The case hinged on whether the men had committed actual crimes or had merely violated the terms of service on Ticketmaster’s site; in the end three of the men were sentenced only to probation and community service. One remained at large.

“They got a slap on the wrist,” Mr. Rapino said. “It wasn’t much of an actual deterrent.”

Not everyone is convinced that bots are the primary villain of the everyday concert-goer.

The Fan Freedom Project, a nonprofit group financed by StubHub, has pushed for anti-bot laws around the country, and Jon Potter, its president, praised Ticketmaster for filing its lawsuit in April.

But he also criticized the industry practice of “holds,” in which sometimes large blocks of tickets are reserved for sponsors, fan-club members, and industry contacts, and never go on sale to the general public.

When it comes to the secondary ticket market, Live Nation has a complicated position.

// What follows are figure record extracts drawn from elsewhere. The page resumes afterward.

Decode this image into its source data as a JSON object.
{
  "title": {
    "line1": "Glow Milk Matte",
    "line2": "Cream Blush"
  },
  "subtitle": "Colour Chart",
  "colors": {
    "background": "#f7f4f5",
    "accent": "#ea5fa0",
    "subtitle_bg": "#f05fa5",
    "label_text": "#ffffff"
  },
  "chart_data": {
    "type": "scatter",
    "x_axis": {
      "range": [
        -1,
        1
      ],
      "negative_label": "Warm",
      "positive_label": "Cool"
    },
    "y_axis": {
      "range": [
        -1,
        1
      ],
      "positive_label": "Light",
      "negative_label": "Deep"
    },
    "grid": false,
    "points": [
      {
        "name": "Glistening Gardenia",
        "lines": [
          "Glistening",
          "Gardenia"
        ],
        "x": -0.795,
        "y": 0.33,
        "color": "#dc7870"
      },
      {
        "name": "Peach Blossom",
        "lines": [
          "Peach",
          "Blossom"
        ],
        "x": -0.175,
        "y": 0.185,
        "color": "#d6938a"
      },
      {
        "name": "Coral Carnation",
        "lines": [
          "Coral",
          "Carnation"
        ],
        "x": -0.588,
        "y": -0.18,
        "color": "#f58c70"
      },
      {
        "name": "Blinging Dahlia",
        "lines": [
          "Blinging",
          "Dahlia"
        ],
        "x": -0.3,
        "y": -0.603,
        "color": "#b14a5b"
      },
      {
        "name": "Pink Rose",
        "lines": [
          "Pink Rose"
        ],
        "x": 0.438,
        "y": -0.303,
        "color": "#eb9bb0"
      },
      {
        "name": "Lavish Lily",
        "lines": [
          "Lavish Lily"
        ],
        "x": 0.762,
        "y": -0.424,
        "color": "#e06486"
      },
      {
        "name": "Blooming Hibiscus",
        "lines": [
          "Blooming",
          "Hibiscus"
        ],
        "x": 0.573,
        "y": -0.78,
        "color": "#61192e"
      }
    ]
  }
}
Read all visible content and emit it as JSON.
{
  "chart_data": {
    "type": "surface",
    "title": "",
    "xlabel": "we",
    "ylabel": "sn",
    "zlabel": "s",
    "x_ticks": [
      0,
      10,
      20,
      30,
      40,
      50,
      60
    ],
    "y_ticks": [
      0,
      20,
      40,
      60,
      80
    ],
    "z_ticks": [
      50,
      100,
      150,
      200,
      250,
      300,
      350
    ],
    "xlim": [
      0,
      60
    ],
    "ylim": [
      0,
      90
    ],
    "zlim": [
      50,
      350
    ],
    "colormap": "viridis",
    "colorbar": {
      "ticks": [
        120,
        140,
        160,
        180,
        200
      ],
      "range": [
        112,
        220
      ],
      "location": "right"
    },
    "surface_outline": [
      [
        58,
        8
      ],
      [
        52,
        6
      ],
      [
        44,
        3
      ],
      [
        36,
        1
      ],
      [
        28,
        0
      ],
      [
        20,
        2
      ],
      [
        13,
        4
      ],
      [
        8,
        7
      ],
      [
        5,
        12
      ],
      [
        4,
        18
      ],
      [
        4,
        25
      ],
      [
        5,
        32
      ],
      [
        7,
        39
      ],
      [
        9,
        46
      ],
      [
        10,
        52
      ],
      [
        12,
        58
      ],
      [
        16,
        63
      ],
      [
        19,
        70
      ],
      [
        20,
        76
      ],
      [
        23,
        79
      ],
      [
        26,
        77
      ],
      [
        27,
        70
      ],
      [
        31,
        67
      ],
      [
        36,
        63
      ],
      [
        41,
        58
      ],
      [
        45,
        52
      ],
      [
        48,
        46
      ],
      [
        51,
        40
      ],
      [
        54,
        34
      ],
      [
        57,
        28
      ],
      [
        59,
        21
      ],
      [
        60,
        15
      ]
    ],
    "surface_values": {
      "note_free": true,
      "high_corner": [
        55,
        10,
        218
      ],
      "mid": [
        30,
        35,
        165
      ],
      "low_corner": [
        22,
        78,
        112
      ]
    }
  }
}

As much as it is trying to block bots, the company also profits from the ticket resale market through

TicketsNow — its own version of StubHub — as well as through deals with major sports groups, such as the National Basketball Association. Mr. Rapino sees no contradiction in Live Nation’s stance.

“I have no problem if you bought a Justin Timberlake ticket, and you decide to go sell that ticket to somebody,” Mr. Rapino said

“We would first and foremost want to make sure that the first ticket sold, that the fan has a shot to buy that ticket,” Mr. Rapino added.